Let’s start with the Fed actual process of working towards its stated mission: Full employment and price stability.
How does it do that? Well, for the last 20 years mainly by extremely low interest rates and balance sheet expansion sprinkled with an enormous amount of jawboning. The principle effect: Asset price inflation.
It’s not a side effect, it’s the true mission. The Fed has been managing the economy via asset prices even though Jay Powell again insisted on saying the Fed is not targeting asset prices.”
Chuck again…. Yes, that darn old Fed Reserve… As I went through my list of Dow Theory Letters last week, I came across a cartoon I had on one of the letters about the Fed… It was the three blind mice with their shades on and carrying canes, with shirts that said Fed Reserve…. Pretty funny, if it weren’t true!

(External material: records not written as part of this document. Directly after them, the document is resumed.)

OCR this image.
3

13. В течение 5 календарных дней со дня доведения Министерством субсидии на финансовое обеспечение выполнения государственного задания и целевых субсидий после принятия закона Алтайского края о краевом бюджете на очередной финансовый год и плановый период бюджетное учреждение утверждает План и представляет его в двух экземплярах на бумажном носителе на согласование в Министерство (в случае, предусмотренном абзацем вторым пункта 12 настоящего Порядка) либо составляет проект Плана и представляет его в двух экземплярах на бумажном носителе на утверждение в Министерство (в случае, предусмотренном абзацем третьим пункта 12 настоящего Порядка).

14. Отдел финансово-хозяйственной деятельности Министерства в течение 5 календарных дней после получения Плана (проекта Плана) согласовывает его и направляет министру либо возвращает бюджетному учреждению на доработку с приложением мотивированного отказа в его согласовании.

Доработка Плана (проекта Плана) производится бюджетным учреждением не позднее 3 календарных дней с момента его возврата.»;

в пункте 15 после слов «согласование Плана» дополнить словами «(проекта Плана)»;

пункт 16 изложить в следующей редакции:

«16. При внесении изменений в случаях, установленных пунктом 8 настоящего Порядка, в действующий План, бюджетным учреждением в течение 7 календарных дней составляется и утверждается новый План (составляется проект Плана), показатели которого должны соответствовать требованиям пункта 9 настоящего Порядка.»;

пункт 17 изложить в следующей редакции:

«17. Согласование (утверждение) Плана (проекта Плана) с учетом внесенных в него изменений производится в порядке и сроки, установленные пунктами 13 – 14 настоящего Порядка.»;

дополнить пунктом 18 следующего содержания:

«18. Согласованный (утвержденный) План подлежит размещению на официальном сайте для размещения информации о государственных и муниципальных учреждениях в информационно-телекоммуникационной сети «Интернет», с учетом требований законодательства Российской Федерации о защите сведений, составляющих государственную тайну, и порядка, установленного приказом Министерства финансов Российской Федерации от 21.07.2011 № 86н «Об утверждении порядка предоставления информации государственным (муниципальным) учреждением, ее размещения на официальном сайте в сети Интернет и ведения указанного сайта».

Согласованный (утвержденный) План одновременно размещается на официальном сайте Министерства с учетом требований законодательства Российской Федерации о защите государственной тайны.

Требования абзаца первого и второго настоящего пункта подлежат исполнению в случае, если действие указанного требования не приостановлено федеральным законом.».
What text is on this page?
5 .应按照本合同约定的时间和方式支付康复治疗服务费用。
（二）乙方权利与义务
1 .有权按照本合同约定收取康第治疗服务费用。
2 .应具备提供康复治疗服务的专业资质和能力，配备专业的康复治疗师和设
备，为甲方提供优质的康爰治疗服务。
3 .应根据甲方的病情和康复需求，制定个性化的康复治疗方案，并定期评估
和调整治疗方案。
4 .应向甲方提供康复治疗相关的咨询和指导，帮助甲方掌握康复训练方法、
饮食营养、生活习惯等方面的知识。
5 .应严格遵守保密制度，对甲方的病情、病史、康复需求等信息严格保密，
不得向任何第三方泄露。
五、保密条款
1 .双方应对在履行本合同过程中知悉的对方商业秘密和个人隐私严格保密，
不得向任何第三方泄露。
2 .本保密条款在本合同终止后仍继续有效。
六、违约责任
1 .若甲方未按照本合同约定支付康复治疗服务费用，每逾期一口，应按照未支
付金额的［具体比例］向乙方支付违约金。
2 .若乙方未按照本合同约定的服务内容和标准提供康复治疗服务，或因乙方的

Currencies today 5/4/20 American Style: A$.6415, kiwi .6046, C$ .7095, euro 1.0940, sterling 1.2431, Swiss $1.0369, European Style: rand 18.7058, krone 10.3857, SEK 9.8917, forint 322.81, zloty 4.1763, koruna 24.7702, RUB 75.31, yen 106.82, sing 1.4164, HKD 7.7533, INR 75.01, China 7.0613, pesos 24.73, BRL 5.4858, Dollar Index 99.38, Oil $18.78, 10-year .60%, Silver $15.00, Platinum $769.83, Palladium $1,911.51, and Gold… $1,707.50
That’s it for today…. Well, I finally got to see the baby that’s now 6 months old on Saturday… I didn’t get to hold her, but I saw her in person, which was better than on a Zoom screen! Little Evie, is so darn cute! It was good to see the other grandkids too, Little d (Delaney Grace), Everett, and Braden… Everett is already 9, and Braden will turn 9 this month, while my darling Delaney will be 13 in August. How did that happen? Oh my goodness! OK… gotta go… The Youngbloods, with Jesse Colin Young, take us to the finish line today with their song: Let’s Get Together… which is something everybody is thinking of doing! HA I hope you have a Marvelous Monday, and May the 4th Be With You! I guess today is a day to watch all those Star Wars Movies! Please Be Good To Yourself!